Created attachment 6684 [details] Proposed fix for git master Proposed patch for git master
Created attachment 6685 [details] Proposed fix for 3.6 Proposed patch for 3.6
Created attachment 6686 [details] Proposed fix for 3.5 Proposed fix for 3.5
Created attachment 6687 [details] Proposed fix for 3.4 Proposed fix for 3.4
Created attachment 6688 [details] Proposed fix for 3.3 Proposed fix for 3.3
Fixes for 3.2 and 3.0 still need some work.
Created attachment 6694 [details] Proposed patch for 3.0.x Because I feel sorry for Apple :-). Jeremy.

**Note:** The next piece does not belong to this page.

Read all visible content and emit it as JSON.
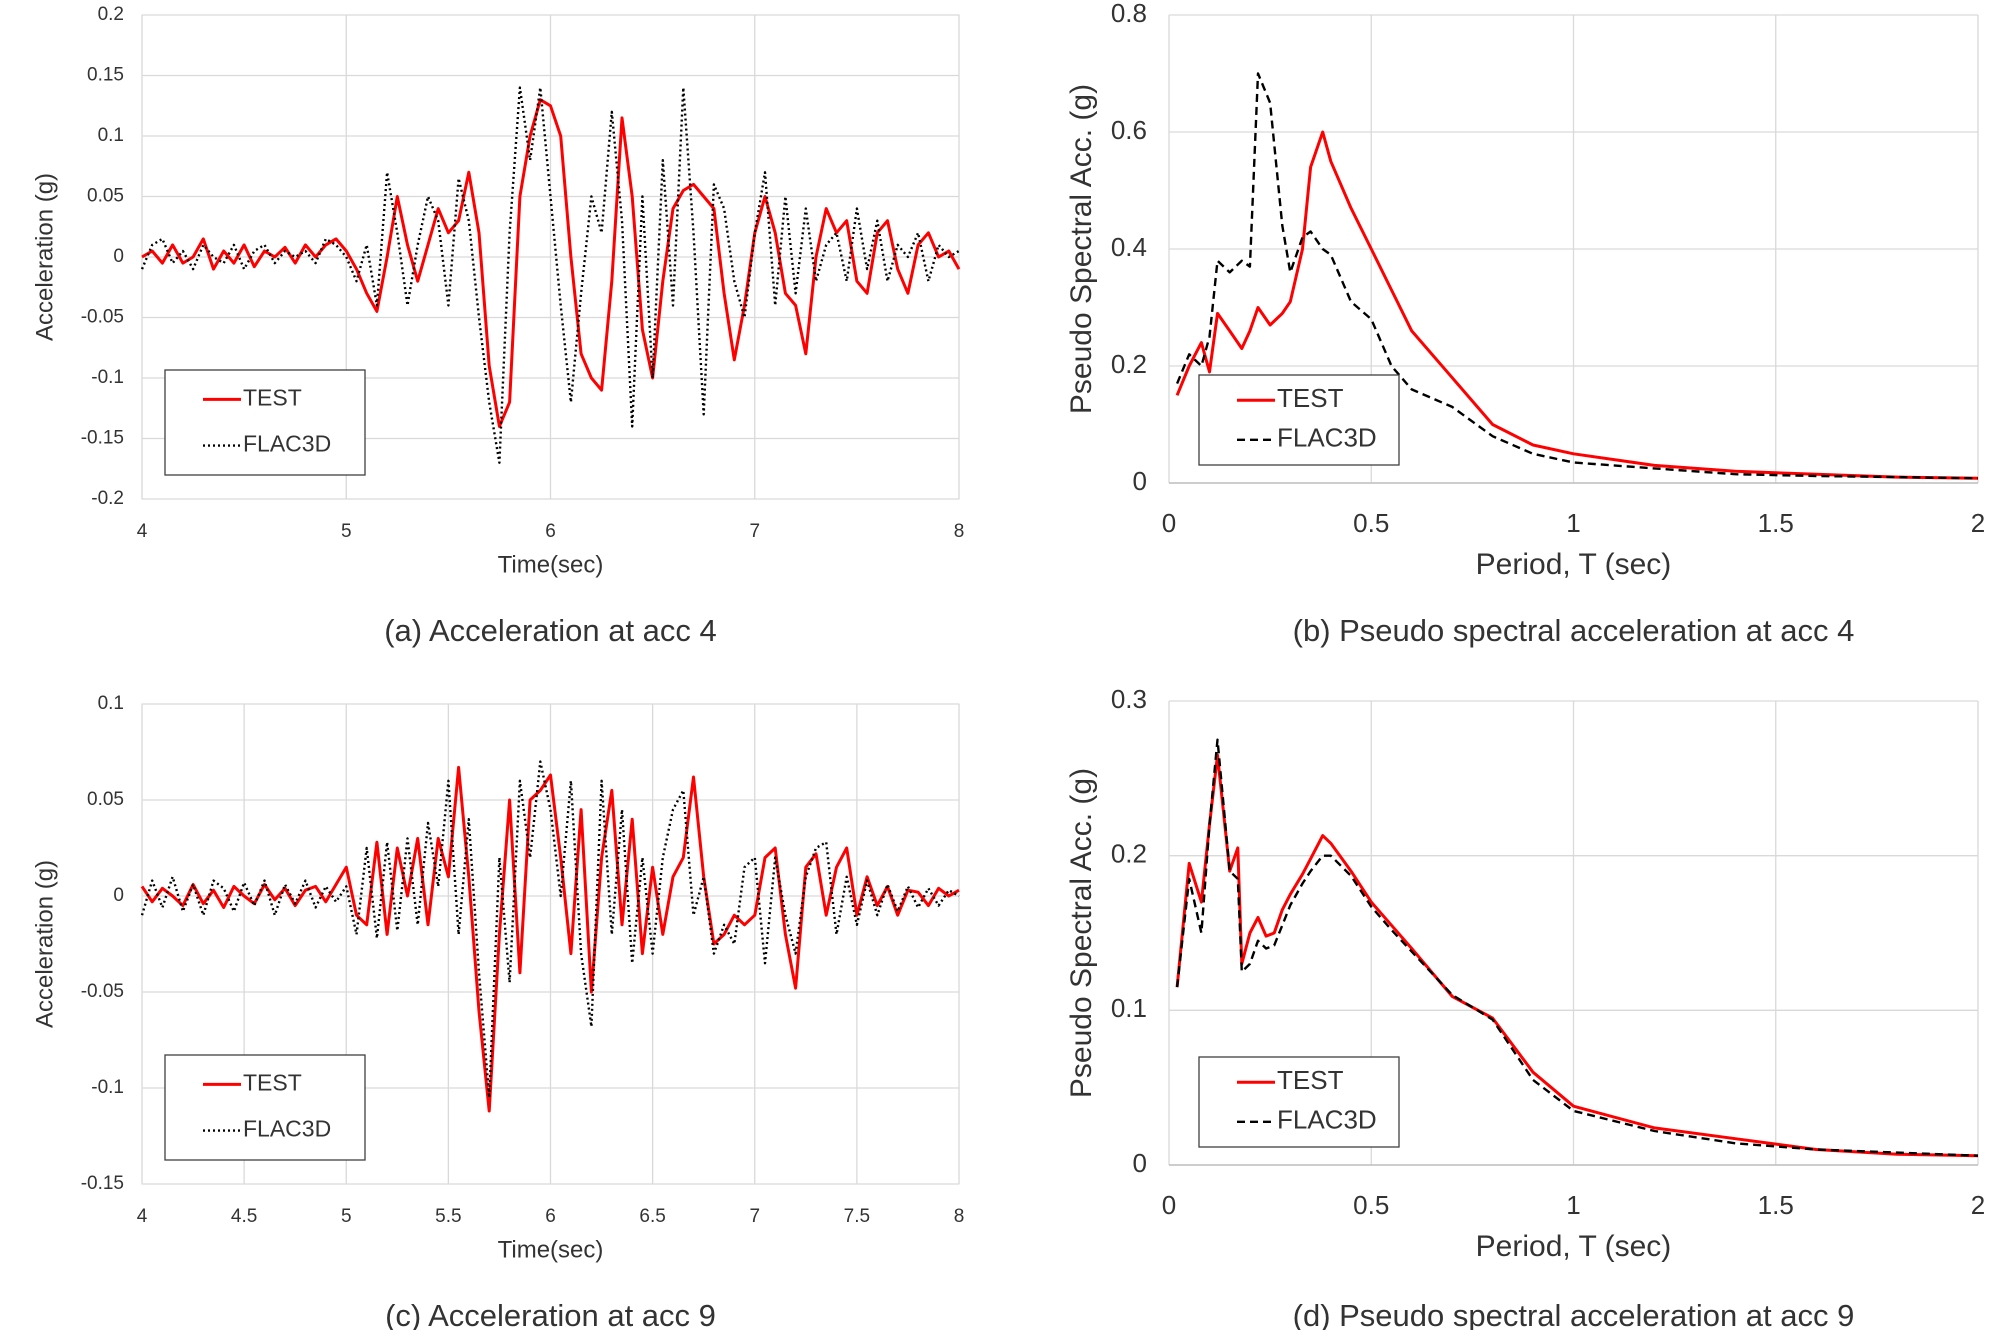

Created attachment 6696 [details] Proposed fix for 3.2 Proposed fix for 3.2
These fixes look good to me - however I am not a security expert - especially on web-based security. The patches will need to be also reviewed by the security Teams of the Linux distributions. Re-assigning to Karolin so this task can proceed. Jeremy.
(In reply to comment #11) > These fixes look good to me - however I am not a security expert - especially > on web-based security. The patches will need to be also reviewed by the > security Teams of the Linux distributions. > > Re-assigning to Karolin so this task can proceed. > > Jeremy. Sorry to catch this late but there is a minor typo in the patch: + printf("%s\n", _(" The passwd for has NOT been changed.")); The 'for' in the message should be removed.
Patches have been pushed to v3-3-test, v3-4-test, v3-5-test and v3-6-test. Samba 3.3.16, 3.4.14 and 3.5.10 include these patches, Samba 3.6.0rc3 will also. Re-assigning to Kai to push them to the master branch.
Jeremy pushed this to master already, marking as fixed.